Minister of Rural Development Chhay Rithisen has reiterated that by 2025, the residents of all of Cambodia’s rural communities will have access to an adequate clean water supply and sanitation services, as well as live in a clean and sustainable environment.

He made the statement on September 13, while addressing the opening ceremony of a workshop on “Completion of studying of Development Programme Planning and Improving Sustainable Rural Clean Water Supply and Sanitation Phase 4”, supported by the Asian Development Bank (ADB).

A ministry social media post cited Rithisen as saying that government policy on the supply of clean water and sanitation to rural areas 2014-25 targets nine provinces.

Oddar Meanchey, Banteay Meanchey, Preah Vihear, Pailin, Battambang, Kampong Speu, Kampot, Kratie and Stung Treng are the designated provinces.

“The national policy sets out the vision that by 2025, people in rural communities must have adequate clean water supply and sanitation services and live in a clean and sustainable environment,” he said.

PLAN International (Cambodia) deputy country director Yi Kimthan said that in line with the ministry’s most recent plans and policies, his organisation is implementing a clean water and sanitation project that considers nutrition at the national level.
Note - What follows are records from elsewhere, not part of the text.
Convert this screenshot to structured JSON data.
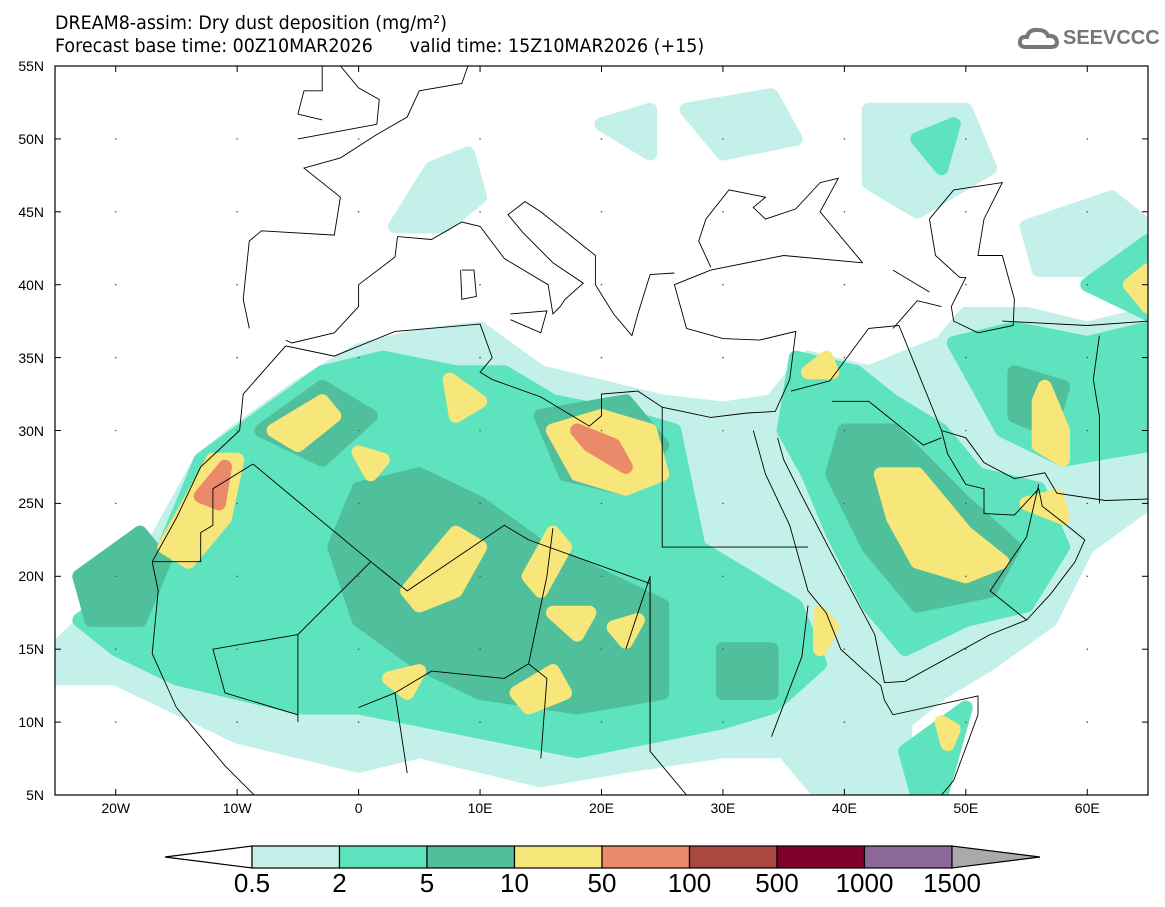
{
  "title": {
    "line1": "DREAM8-assim: Dry dust deposition (mg/m²)",
    "base_time": "Forecast base time: 00Z10MAR2026",
    "valid_time": "valid time: 15Z10MAR2026 (+15)"
  },
  "logo": {
    "text": "SEEVCCC"
  },
  "axes": {
    "lat_labels": [
      "55N",
      "50N",
      "45N",
      "40N",
      "35N",
      "30N",
      "25N",
      "20N",
      "15N",
      "10N",
      "5N"
    ],
    "lat_values": [
      55,
      50,
      45,
      40,
      35,
      30,
      25,
      20,
      15,
      10,
      5
    ],
    "lon_labels": [
      "20W",
      "10W",
      "0",
      "10E",
      "20E",
      "30E",
      "40E",
      "50E",
      "60E"
    ],
    "lon_values": [
      -20,
      -10,
      0,
      10,
      20,
      30,
      40,
      50,
      60
    ],
    "lon_range": [
      -25,
      65
    ],
    "lat_range": [
      5,
      55
    ]
  },
  "colorbar": {
    "labels": [
      "0.5",
      "2",
      "5",
      "10",
      "50",
      "100",
      "500",
      "1000",
      "1500"
    ],
    "colors": [
      "#c3f1e9",
      "#5de3bd",
      "#50bf9c",
      "#f7e67a",
      "#ea8a6a",
      "#a8483f",
      "#7f002b",
      "#8c6799"
    ],
    "over_color": "#aaaaaa"
  }
}
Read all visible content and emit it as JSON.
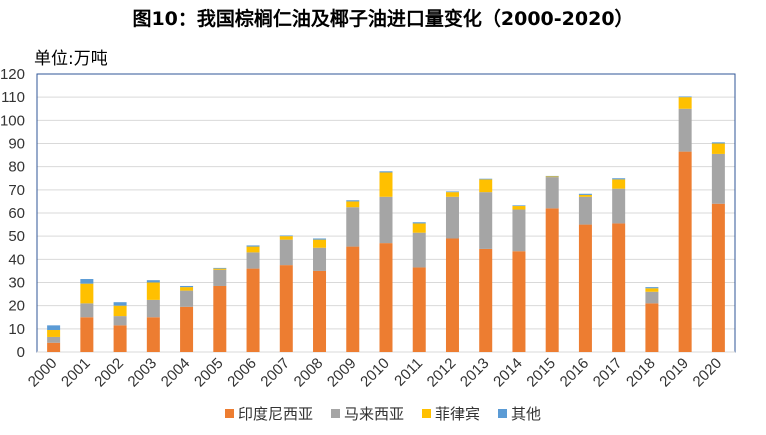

He said the project will strengthen the capacity of national and sub-national leaders to implement the organisation’s executive principles on nutrition and sanitation interventions.

“If other ministries and institutions are working on nutrition or clean water and sanitation issues then they should consider using our operating principles to organise activities.

This will ensure that clean water and sanitation are implemented in accordance with state policy,” he added.

Acording to government reports, in the last five years from 2017 to 2022, basic access to a clean water supply increased significantly, from 58.7 to 82.7 per cent of the population.

Access to sanitation rose from 71 to 83.7 per cent, while open defecation dropped sharply, from 43 per cent in 2015 to 16 per cent in 2022.